Denote by $F(m):=f(2^{m})$ (as you as you did). So $F(0)=f(1)=1$, and $F(1)=f(2)=1$. Condition 1 says that, for $m\ge 1$, $$F(m+1)=f(2^{m+1})=f(4\cdot 2^{m-1})=f(2^{m})+f(2^{m-1})=F(m)+F(m-1),$$ so $\{F(m+1)\}$ is the Fibonacci sequence (usual Fibonacci sequence starts with $F_0=0$, $F_1=1$, so $F_2=1$). So all explicit formulae for the Fibonacci sequence applies.

We can describe explicitly the function $f$ in terms of $F$.

Explicit expression:

Let $1\le n<2^{m+1}$ be written in binary as $n:=\sum_{i=0}^m b_i 2^i$ for $b_i\in \{0,1\}$. Then $$f(n):=\sum_{i=0}^m b_i f(2^i)=\sum_{i=0}^m b_i F(i)$$

To show this formula one only needs to see it verifies the three properties of the definition. Properties 2 and 3 are easy. Only property 1 uses Fibonacci recurrence, as $$f(4n)=\sum_{i=0}^m b_i F(i+2)=\sum_{i=0}^m b_i (F(i)+F(i+1))=\sum_{i=0}^m b_i F(i+1)+\sum_{i=0}^m b_i F(i)=f(2n)+f(n).$$

Recall your notation: $$ S_m=\{n \in \mathbb{N} \mid n < 2^m \text{ and } f(4n) = f(3n)\}.$$

Now, I believe the following is true:

Conjecture:

Any $n\in S_m$ verifies that $3n<2^{m+1}$.

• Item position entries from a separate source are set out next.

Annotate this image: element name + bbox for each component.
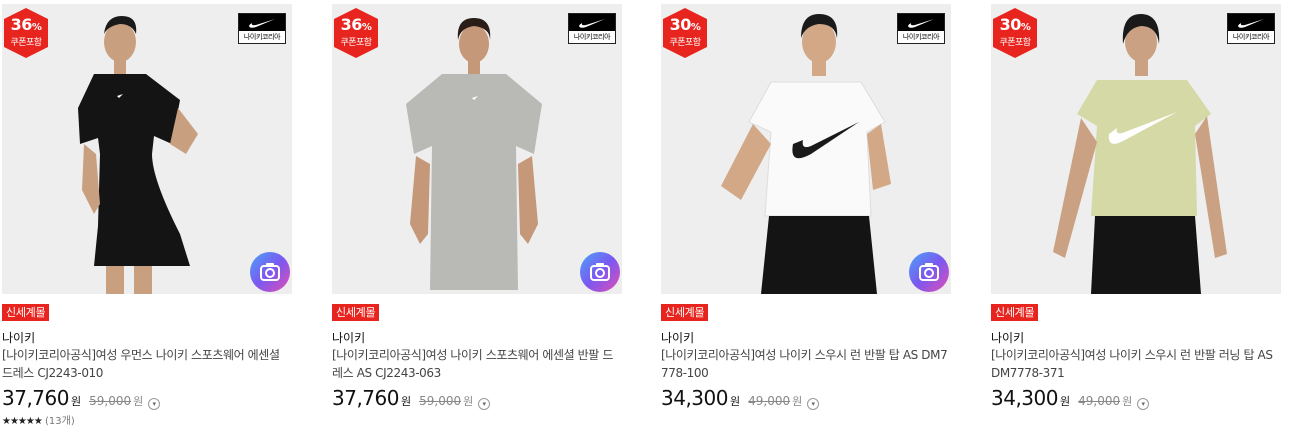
coupon-label: 쿠폰포함 xyxy=(10,38,42,48)
price-unit: 원 xyxy=(400,395,412,408)
sale-price: 37,760 xyxy=(2,386,69,410)
product-image[interactable]: 36% 쿠폰포함 나이키코리아 xyxy=(332,4,622,294)
price-unit: 원 xyxy=(1059,395,1071,408)
product-title[interactable]: [나이키코리아공식]여성 우먼스 나이키 스포츠웨어 에센셜 드레스 CJ224… xyxy=(2,346,292,382)
original-price-unit: 원 xyxy=(463,395,474,408)
product-title[interactable]: [나이키코리아공식]여성 나이키 스우시 런 반팔 탑 AS DM7778-10… xyxy=(661,346,951,382)
discount-value: 30 xyxy=(999,15,1022,34)
price-info-icon[interactable]: ▾ xyxy=(1137,398,1150,410)
discount-value: 36 xyxy=(10,15,33,34)
review-count[interactable]: (13개) xyxy=(45,416,75,427)
brand-logo: 나이키코리아 xyxy=(568,13,616,44)
price-unit: 원 xyxy=(729,395,741,408)
camera-icon xyxy=(919,263,939,281)
brand-logo-text: 나이키코리아 xyxy=(1232,33,1270,41)
discount-unit: % xyxy=(361,22,372,33)
camera-icon xyxy=(260,263,280,281)
original-price-unit: 원 xyxy=(792,395,803,408)
original-price-unit: 원 xyxy=(133,395,144,408)
brand-name[interactable]: 나이키 xyxy=(332,330,622,346)
product-card[interactable]: 36% 쿠폰포함 나이키코리아 신세계몰 나이키 [나이키코리아공식]여성 우먼… xyxy=(2,4,292,427)
product-card[interactable]: 36% 쿠폰포함 나이키코리아 신세계몰 나이키 [나이키코리아공식]여성 나이… xyxy=(332,4,622,410)
discount-unit: % xyxy=(690,22,701,33)
star-rating-icon: ★★★★★ xyxy=(2,416,43,427)
mall-tag[interactable]: 신세계몰 xyxy=(2,304,50,321)
swoosh-icon xyxy=(1238,18,1264,28)
original-price: 49,000 xyxy=(1078,394,1121,408)
product-title[interactable]: [나이키코리아공식]여성 나이키 스우시 런 반팔 러닝 탑 AS DM7778… xyxy=(991,346,1281,382)
product-image[interactable]: 30% 쿠폰포함 나이키코리아 xyxy=(661,4,951,294)
swoosh-icon xyxy=(249,18,275,28)
sale-price: 34,300 xyxy=(661,386,728,410)
brand-logo-text: 나이키코리아 xyxy=(573,33,611,41)
original-price: 49,000 xyxy=(748,394,791,408)
photo-review-button[interactable] xyxy=(580,252,620,292)
price-row: 34,300 원 49,000 원 ▾ xyxy=(991,386,1281,410)
discount-unit: % xyxy=(31,22,42,33)
brand-logo-text: 나이키코리아 xyxy=(243,33,281,41)
sale-price: 37,760 xyxy=(332,386,399,410)
product-grid: 36% 쿠폰포함 나이키코리아 신세계몰 나이키 [나이키코리아공식]여성 우먼… xyxy=(0,0,1294,445)
brand-logo: 나이키코리아 xyxy=(1227,13,1275,44)
original-price: 59,000 xyxy=(419,394,462,408)
price-info-icon[interactable]: ▾ xyxy=(148,398,161,410)
brand-logo-text: 나이키코리아 xyxy=(902,33,940,41)
rating-row: ★★★★★ (13개) xyxy=(2,412,292,427)
photo-review-button[interactable] xyxy=(909,252,949,292)
discount-value: 30 xyxy=(669,15,692,34)
coupon-label: 쿠폰포함 xyxy=(999,38,1031,48)
price-unit: 원 xyxy=(70,395,82,408)
mall-tag[interactable]: 신세계몰 xyxy=(661,304,709,321)
price-row: 37,760 원 59,000 원 ▾ xyxy=(332,386,622,410)
swoosh-icon xyxy=(579,18,605,28)
brand-name[interactable]: 나이키 xyxy=(991,330,1281,346)
brand-name[interactable]: 나이키 xyxy=(661,330,951,346)
price-row: 37,760 원 59,000 원 ▾ xyxy=(2,386,292,410)
brand-logo: 나이키코리아 xyxy=(238,13,286,44)
sale-price: 34,300 xyxy=(991,386,1058,410)
original-price-unit: 원 xyxy=(1122,395,1133,408)
camera-icon xyxy=(590,263,610,281)
product-card[interactable]: 30% 쿠폰포함 나이키코리아 신세계몰 나이키 [나이키코리아공식]여성 나이… xyxy=(991,4,1281,410)
product-image[interactable]: 30% 쿠폰포함 나이키코리아 xyxy=(991,4,1281,294)
swoosh-icon xyxy=(908,18,934,28)
product-title[interactable]: [나이키코리아공식]여성 나이키 스포츠웨어 에센셜 반팔 드레스 AS CJ2… xyxy=(332,346,622,382)
product-image[interactable]: 36% 쿠폰포함 나이키코리아 xyxy=(2,4,292,294)
price-row: 34,300 원 49,000 원 ▾ xyxy=(661,386,951,410)
mall-tag[interactable]: 신세계몰 xyxy=(991,304,1039,321)
price-info-icon[interactable]: ▾ xyxy=(807,398,820,410)
discount-value: 36 xyxy=(340,15,363,34)
original-price: 59,000 xyxy=(89,394,132,408)
photo-review-button[interactable] xyxy=(250,252,290,292)
coupon-label: 쿠폰포함 xyxy=(340,38,372,48)
coupon-label: 쿠폰포함 xyxy=(669,38,701,48)
brand-logo: 나이키코리아 xyxy=(897,13,945,44)
price-info-icon[interactable]: ▾ xyxy=(478,398,491,410)
brand-name[interactable]: 나이키 xyxy=(2,330,292,346)
mall-tag[interactable]: 신세계몰 xyxy=(332,304,380,321)
discount-unit: % xyxy=(1020,22,1031,33)
product-card[interactable]: 30% 쿠폰포함 나이키코리아 신세계몰 나이키 [나이키코리아공식]여성 나이… xyxy=(661,4,951,410)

Note that this says there is a big gap between the largest element in $S_m$ and $2^m-1$. For example, if $m=5$, the largest element in $S_5$ is $21$, while $2^m-1=31$ (note $3\cdot 21=63<64=2^6$). And for $m=6$ we get that 42 is the largest element in $S_6$ and $3\cdot 42=126<128=2^7$. In fact it should be true that $$\lfloor \frac{2^{m+1}-1}{3}\rfloor\in S_m$$ so the largest $n$ verifying that $3n<2^{m+1}$ is in $S_m$.

Now, using the conjecture one can prove by induction the following result, which implies the answer to your question.

Assertion

For any $m\ge 1$ we have $$S_{m+1}=S_m\sqcup (S_{m-1}+2^m)$$ (where $S_{m-1}+2^m=\{n+2^m \ | \ n\in S_{m-1}\}$).

Observe that the union is disjoint because all the elements of $S_m$ are less than $2^m$, while the other set has all members bigger or equal to $2^m$. So we get $|S_{m+1}|=|S_m|+|S_{m-1}|$ and we are done, since $|S(m)|=F(m+1)$ is true for $m=0,1,2$ trivially.